The business intends to begin with oncology. Son, whose father died of cancer last year, claims that cancer is still the leading cause of mortality in Japan.

Son’s ambitious and broader focus on AI is demonstrated by this move. He provided more information about a more focused use case inside that today at the impromptu press conference: the medical field.

Prior to today’s JV revelation, SoftBank had ties to Tempus. Prior to Tempus’s Nasdaq launch earlier this month, in April, it made a $200 million investment in the company. With its IPO, Tempus, which was previously valued at $8.1 billion in 2022, raised around $411 million at a valuation of over $6 billion. However, its valuation has not increased; at present, its market capitalization stands at $4.5 billion.

Serial entrepreneur and billionaire Groupon founder Eric Lefkofsky founded the U.S. genetic testing and data analysis company in 2015 after observing that physicians were not using data during his wife’s breast cancer treatment.

Tempus faces competition from similar businesses in the area, such as Guardant Health, a biotech company that sells blood tests for cancer detection, and Foundation Medicine, which analyzes tumors using big data.

Tempus intends to introduce its data-driven medical technologies to the Japanese market through SB Tempus.

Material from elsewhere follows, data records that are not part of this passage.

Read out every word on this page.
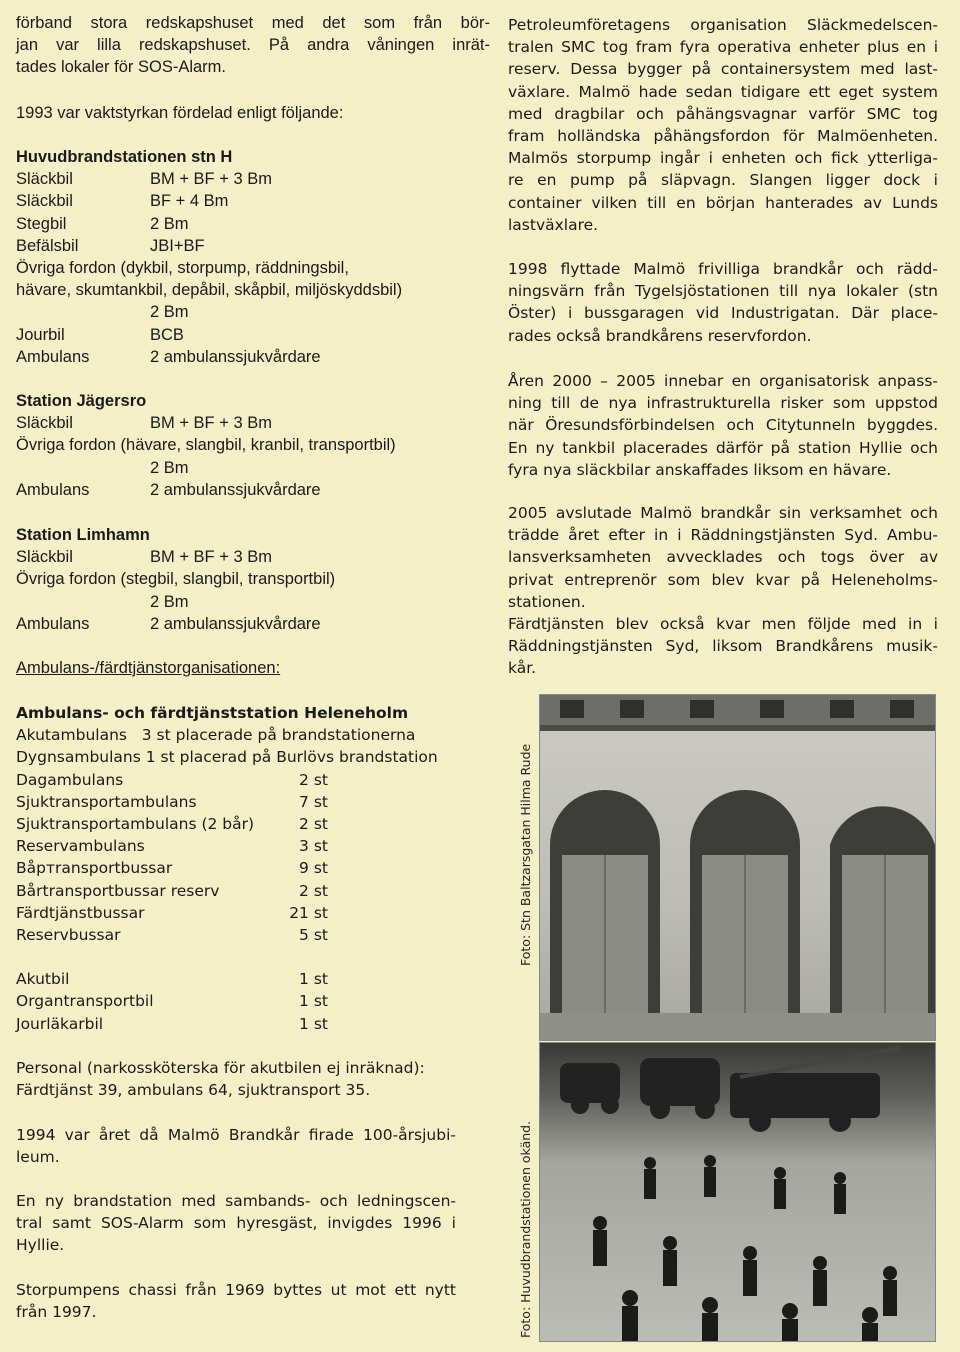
förband stora redskapshuset med det som från bör-
jan var lilla redskapshuset. På andra våningen inrät-
tades lokaler för SOS-Alarm.
1993 var vaktstyrkan fördelad enligt följande:
Huvudbrandstationen stn H
Släckbil	BM + BF + 3 Bm
Släckbil	BF + 4 Bm
Stegbil	2 Bm
Befälsbil	JBI+BF
Övriga fordon (dykbil, storpump, räddningsbil,
hävare, skumtankbil, depåbil, skåpbil, miljöskyddsbil)
2 Bm
Jourbil	BCB
Ambulans	2 ambulanssjukvårdare
Station Jägersro
Släckbil	BM + BF + 3 Bm
Övriga fordon (hävare, slangbil, kranbil, transportbil)
2 Bm
Ambulans	2 ambulanssjukvårdare
Station Limhamn
Släckbil	BM + BF + 3 Bm
Övriga fordon (stegbil, slangbil, transportbil)
2 Bm
Ambulans	2 ambulanssjukvårdare
Ambulans-/färdtjänstorganisationen:
Ambulans- och färdtjänststation Heleneholm
Akutambulans   3 st placerade på brandstationerna
Dygnsambulans 1 st placerad på Burlövs brandstation
Dagambulans	2 st
Sjuktransportambulans	7 st
Sjuktransportambulans (2 bår)	2 st
Reservambulans	3 st
Båртransportbussar	9 st
Bårtransportbussar reserv	2 st
Färdtjänstbussar	21 st
Reservbussar	5 st
Akutbil	1 st
Organtransportbil	1 st
Jourläkarbil	1 st
Personal (narkossköterska för akutbilen ej inräknad):
Färdtjänst 39, ambulans 64, sjuktransport 35.
1994 var året då Malmö Brandkår firade 100-årsjubi-
leum.
En ny brandstation med sambands- och ledningscen-
tral samt SOS-Alarm som hyresgäst, invigdes 1996 i
Hyllie.
Storpumpens chassi från 1969 byttes ut mot ett nytt
från 1997.
Petroleumföretagens organisation Släckmedelscen-
tralen SMC tog fram fyra operativa enheter plus en i
reserv. Dessa bygger på containersystem med last-
växlare. Malmö hade sedan tidigare ett eget system
med dragbilar och påhängsvagnar varför SMC tog
fram holländska påhängsfordon för Malmöenheten.
Malmös storpump ingår i enheten och fick ytterliga-
re en pump på släpvagn. Slangen ligger dock i
container vilken till en början hanterades av Lunds
lastväxlare.
1998 flyttade Malmö frivilliga brandkår och rädd-
ningsvärn från Tygelsjöstationen till nya lokaler (stn
Öster) i bussgaragen vid Industrigatan. Där place-
rades också brandkårens reservfordon.
Åren 2000 – 2005 innebar en organisatorisk anpass-
ning till de nya infrastrukturella risker som uppstod
när Öresundsförbindelsen och Citytunneln byggdes.
En ny tankbil placerades därför på station Hyllie och
fyra nya släckbilar anskaffades liksom en hävare.
2005 avslutade Malmö brandkår sin verksamhet och
trädde året efter in i Räddningstjänsten Syd. Ambu-
lansverksamheten avvecklades och togs över av
privat entreprenör som blev kvar på Heleneholms-
stationen.
Färdtjänsten blev också kvar men följde med in i
Räddningstjänsten Syd, liksom Brandkårens musik-
kår.
Foto: Stn Baltzarsgatan Hilma Rude
Foto: Huvudbrandstationen okänd.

Son stated that SB Tempus will offer genomic testing, medical data aggregation and analysis (genomic, clinical, pathology, and imaging data), as well as AI insights for customized treatments and therapies. Tempus will “build clinical sequencing capabilities, organize patient data, and build a real-world data business in Japan.”

Both businesses have invested a sizable sum in this project. Son stated on stage at the press briefing that SoftBank and Tempus each own a 50% share, with SoftBank planning to invest 30 billion yen, or about $188 million.

According to Son, SB Tempus, which will launch in August, will provide three medical services to hospitals by utilizing AI to examine individual patient data as early as the following year.

How it works: From Japanese hospitals and universities, the JV venture will start gathering and analyzing patient genetic data. AI patterns will be trained on the data, which will include genetic, pathological, clinical, and picture data for patients in Japan. The business will give hospitals processed data for therapeutic use, and its AI solutions will recommend the best course of action for each patient.

According to Son, only around 1% of patients in Japan have used genomic testing. Comparatively, about 30% of Americans have had access to genomic testing. He also emphasized the company’s objective of catching up to the United States.

In addition to treating cancer, additional illnesses like neuropsychology, radiology, and cardiology will be included in the strategy.

The CEO of the Japanese computer giant made a special public appearance last Friday at the organization’s annual meeting; this news follows nearly a week later.

Son presented his vision for a world with Artificial Super Intelligence (ASI) during the meeting and predicted that in ten years, AI will be ten times smarter than humans. Additionally, he stated that SoftBank’s prior investments were “just a warm-up” for his goal of ushering in an AI era.

Son reaffirmed the ways in which AI will help people in a variety of fields, citing medicine as one example. According to a story published by Bloomberg today, SoftBank is purportedly among the firms considering a $3 billion value investment in Perplexity AI, an AI startup based in the United States. Back in April, TechCrunch was the first to report on that round.)

Following a series of losses at SoftBank’s investment division Vision Fund, the tech entrepreneur from Japan went into “defense mode” and adopted a more cautious approach to investing. SoftBank, with billions of dollars in its war chest, appears to be fully prepared to invest in AI at this point.